How do these writers get their successes anyway? Well, it’s different for each one. Andy Weir published through his blog, and it attracted a bunch of readers who wanted to read The Martian in Kindle form. E.L. James published her Fifty Shades trilogy as an e-book and used the emerging field of e-readers as well as word of mouth among erotica fans to gain a following. Christopher Paolini toured around the United States, visiting schools and libraries and dressing up like a man from the Middle Ages to get books into the hands of kids and teens, until the son of author Carl Hiassen found Eragon, loved it, and brought it to his dad’s publisher’s attention. And, if that story about the 1D fanfiction is true, then I think she posted it on WattPad, which is kind of like the YouTube of writers (and which, along with Goodreads, I need to use more often).

One thing that these all have in common, the authors made it easy for interested readers to get their hands on their work. And their work was really good (though from what I hear Fifty Shades is very poorly written), which made people want to read more and keep coming back for more. Thus it sometimes snowballs until…success, I guess.

Now does this happen for all authors? Obviously not, or we’d all be reading books by people whose works may be anything from really good to just plain dreadful. But it could happen to any author who puts in the right amount of dedication to their writing and marketing and who has a little bit of luck on their side.

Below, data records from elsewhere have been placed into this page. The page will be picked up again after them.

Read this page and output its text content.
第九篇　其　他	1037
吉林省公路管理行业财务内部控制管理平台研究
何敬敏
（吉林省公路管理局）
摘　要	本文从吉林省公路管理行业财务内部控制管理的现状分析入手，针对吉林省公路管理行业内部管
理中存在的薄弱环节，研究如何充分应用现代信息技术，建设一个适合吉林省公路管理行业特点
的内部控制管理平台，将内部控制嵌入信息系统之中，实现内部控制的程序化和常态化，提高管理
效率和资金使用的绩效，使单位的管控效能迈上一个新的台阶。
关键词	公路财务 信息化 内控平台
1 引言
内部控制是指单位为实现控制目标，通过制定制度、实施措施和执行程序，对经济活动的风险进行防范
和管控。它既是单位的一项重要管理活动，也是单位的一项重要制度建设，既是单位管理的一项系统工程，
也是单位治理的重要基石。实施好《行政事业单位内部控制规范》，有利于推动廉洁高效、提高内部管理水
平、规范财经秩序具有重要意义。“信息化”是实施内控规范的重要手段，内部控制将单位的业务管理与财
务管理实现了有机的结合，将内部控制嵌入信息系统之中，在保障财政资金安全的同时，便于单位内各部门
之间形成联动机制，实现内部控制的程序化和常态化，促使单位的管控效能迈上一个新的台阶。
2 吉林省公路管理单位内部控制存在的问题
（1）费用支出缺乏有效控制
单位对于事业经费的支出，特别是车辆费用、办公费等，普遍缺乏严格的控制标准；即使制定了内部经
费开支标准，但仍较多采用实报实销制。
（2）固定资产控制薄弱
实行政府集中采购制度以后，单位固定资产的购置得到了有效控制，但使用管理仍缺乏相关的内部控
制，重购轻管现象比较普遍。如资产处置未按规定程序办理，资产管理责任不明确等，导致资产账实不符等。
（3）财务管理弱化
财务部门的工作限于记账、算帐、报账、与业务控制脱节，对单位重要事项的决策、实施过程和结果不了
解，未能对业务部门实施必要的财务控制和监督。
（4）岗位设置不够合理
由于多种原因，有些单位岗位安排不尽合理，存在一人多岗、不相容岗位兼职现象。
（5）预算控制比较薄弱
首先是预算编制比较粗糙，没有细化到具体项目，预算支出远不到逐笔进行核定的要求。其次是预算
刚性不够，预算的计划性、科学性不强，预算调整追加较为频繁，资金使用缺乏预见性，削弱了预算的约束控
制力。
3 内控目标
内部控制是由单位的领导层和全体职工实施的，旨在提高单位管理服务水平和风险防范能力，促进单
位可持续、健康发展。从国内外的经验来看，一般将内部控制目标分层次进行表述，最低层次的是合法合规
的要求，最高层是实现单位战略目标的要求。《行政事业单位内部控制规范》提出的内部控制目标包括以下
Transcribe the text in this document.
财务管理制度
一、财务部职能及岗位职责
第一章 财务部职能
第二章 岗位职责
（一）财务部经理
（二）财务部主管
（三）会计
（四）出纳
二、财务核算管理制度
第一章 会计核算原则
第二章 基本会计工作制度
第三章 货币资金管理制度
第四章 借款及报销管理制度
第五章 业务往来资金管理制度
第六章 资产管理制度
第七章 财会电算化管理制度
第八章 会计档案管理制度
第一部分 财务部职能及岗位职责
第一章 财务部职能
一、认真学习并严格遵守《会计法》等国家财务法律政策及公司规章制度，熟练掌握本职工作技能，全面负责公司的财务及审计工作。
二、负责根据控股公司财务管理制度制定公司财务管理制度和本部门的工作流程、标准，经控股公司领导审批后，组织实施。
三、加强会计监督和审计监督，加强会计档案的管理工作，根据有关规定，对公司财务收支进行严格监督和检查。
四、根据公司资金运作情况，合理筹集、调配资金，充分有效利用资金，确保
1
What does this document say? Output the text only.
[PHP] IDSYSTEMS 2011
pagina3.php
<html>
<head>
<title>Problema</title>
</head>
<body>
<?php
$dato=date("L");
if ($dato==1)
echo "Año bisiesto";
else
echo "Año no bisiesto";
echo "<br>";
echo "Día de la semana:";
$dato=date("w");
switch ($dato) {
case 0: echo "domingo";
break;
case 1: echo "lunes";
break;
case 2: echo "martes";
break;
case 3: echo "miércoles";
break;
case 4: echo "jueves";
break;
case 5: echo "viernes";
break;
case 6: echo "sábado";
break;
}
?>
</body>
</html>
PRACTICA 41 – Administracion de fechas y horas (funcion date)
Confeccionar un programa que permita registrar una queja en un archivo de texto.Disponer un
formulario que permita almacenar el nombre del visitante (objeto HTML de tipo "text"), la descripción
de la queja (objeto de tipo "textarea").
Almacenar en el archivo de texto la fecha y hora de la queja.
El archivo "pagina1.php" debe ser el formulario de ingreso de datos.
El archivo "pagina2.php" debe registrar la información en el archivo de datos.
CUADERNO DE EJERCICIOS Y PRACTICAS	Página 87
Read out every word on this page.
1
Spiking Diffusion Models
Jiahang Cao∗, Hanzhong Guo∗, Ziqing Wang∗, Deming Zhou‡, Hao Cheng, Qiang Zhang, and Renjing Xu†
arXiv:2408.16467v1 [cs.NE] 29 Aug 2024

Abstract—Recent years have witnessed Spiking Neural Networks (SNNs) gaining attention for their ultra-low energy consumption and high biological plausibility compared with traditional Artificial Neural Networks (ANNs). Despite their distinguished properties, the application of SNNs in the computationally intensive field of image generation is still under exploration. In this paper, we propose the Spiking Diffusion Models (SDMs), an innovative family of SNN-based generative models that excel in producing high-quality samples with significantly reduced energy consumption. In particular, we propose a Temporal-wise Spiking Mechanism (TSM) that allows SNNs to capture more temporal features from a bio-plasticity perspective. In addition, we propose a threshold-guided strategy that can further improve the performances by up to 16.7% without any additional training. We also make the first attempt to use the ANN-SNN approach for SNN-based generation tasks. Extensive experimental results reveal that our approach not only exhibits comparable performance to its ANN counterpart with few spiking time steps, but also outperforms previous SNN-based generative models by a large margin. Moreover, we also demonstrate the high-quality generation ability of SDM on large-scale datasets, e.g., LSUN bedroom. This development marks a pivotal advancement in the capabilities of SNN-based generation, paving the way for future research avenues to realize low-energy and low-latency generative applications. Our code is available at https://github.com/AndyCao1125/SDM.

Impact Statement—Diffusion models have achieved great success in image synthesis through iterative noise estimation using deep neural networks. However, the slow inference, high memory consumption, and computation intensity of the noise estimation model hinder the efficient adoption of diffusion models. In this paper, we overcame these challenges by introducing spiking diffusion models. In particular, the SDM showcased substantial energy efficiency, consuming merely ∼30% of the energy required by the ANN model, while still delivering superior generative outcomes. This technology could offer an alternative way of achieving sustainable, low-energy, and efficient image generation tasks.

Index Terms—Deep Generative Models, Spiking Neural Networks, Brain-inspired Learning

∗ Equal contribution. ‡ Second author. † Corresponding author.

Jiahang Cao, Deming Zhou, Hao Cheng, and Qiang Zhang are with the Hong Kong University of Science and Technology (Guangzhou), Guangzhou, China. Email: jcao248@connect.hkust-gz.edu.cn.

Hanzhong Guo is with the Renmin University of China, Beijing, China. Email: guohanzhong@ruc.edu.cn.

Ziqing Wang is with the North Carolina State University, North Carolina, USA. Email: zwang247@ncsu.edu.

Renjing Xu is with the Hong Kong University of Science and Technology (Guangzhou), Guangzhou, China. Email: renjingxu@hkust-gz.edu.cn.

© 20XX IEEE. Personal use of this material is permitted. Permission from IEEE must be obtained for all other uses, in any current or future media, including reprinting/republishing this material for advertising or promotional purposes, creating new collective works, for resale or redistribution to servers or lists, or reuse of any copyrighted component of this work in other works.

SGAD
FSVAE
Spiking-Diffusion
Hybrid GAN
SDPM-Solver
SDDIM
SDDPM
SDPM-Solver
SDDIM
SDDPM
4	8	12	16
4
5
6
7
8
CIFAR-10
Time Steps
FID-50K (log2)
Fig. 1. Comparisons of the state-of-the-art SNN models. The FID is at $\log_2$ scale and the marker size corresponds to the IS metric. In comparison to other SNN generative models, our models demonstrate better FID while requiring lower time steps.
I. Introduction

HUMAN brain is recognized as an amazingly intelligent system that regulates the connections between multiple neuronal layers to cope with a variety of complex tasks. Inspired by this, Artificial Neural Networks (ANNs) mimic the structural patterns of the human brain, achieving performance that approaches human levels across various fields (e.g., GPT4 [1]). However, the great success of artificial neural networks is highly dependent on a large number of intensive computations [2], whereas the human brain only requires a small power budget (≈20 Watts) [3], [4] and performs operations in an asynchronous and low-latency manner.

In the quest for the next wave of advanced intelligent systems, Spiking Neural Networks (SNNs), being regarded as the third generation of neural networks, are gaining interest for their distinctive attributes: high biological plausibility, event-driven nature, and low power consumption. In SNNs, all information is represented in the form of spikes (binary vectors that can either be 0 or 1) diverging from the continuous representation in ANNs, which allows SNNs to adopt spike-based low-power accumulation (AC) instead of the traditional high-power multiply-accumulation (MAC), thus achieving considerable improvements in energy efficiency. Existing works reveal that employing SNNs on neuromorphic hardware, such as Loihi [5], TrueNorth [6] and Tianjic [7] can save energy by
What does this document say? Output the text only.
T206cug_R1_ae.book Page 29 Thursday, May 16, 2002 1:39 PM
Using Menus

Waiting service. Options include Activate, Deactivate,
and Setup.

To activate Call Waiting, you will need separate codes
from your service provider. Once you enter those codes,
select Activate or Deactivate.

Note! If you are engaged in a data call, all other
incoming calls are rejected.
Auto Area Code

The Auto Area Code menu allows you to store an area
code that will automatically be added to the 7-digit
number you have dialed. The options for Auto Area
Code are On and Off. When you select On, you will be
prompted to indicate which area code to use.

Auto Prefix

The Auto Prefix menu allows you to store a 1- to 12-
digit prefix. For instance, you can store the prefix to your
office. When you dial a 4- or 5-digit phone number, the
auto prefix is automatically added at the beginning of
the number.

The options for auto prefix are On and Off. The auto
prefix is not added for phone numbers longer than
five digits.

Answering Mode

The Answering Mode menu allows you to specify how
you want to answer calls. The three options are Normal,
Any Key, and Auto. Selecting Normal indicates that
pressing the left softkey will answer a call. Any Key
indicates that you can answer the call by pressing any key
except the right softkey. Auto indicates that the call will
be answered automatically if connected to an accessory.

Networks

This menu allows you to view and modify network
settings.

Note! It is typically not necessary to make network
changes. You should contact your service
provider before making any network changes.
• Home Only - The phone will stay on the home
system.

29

God knows I’m working hard on all of those when I’m not working or looking for jobs. I’ve had sales that have been very successful and gotten my books into the hands and Kindles of plenty of new readers. And I’m working on an audio book of Reborn City, which is probably my most popular novel right now, so that could open up a whole new field for me: those who like a good story on long car trips or while jogging. And I’ve got a story or two I think would do great as serials published on WattPad and on Kindle, though I’m not sure when I’ll get around to writing them.

And of course, I tell people. I let them know about the books I’ve got out and if they’re interested I give them my cards so that they know where to find them (I’ve already gotten two or three people at work to promise me they’ll get copies of at least one of my books as soon as possible). And I’m always looking for new ways to get readers interested, and usually they work.

So maybe someday I can be, if not the next Stephen King, then maybe the next Christopher Paolini or Andy Weir. Selling enough books to write full time, expanding my media so that more people are exposed to me and maybe find a new favorite author. Anything’s possible. I just got to keep writing, keep working hard, and above all never lose hope.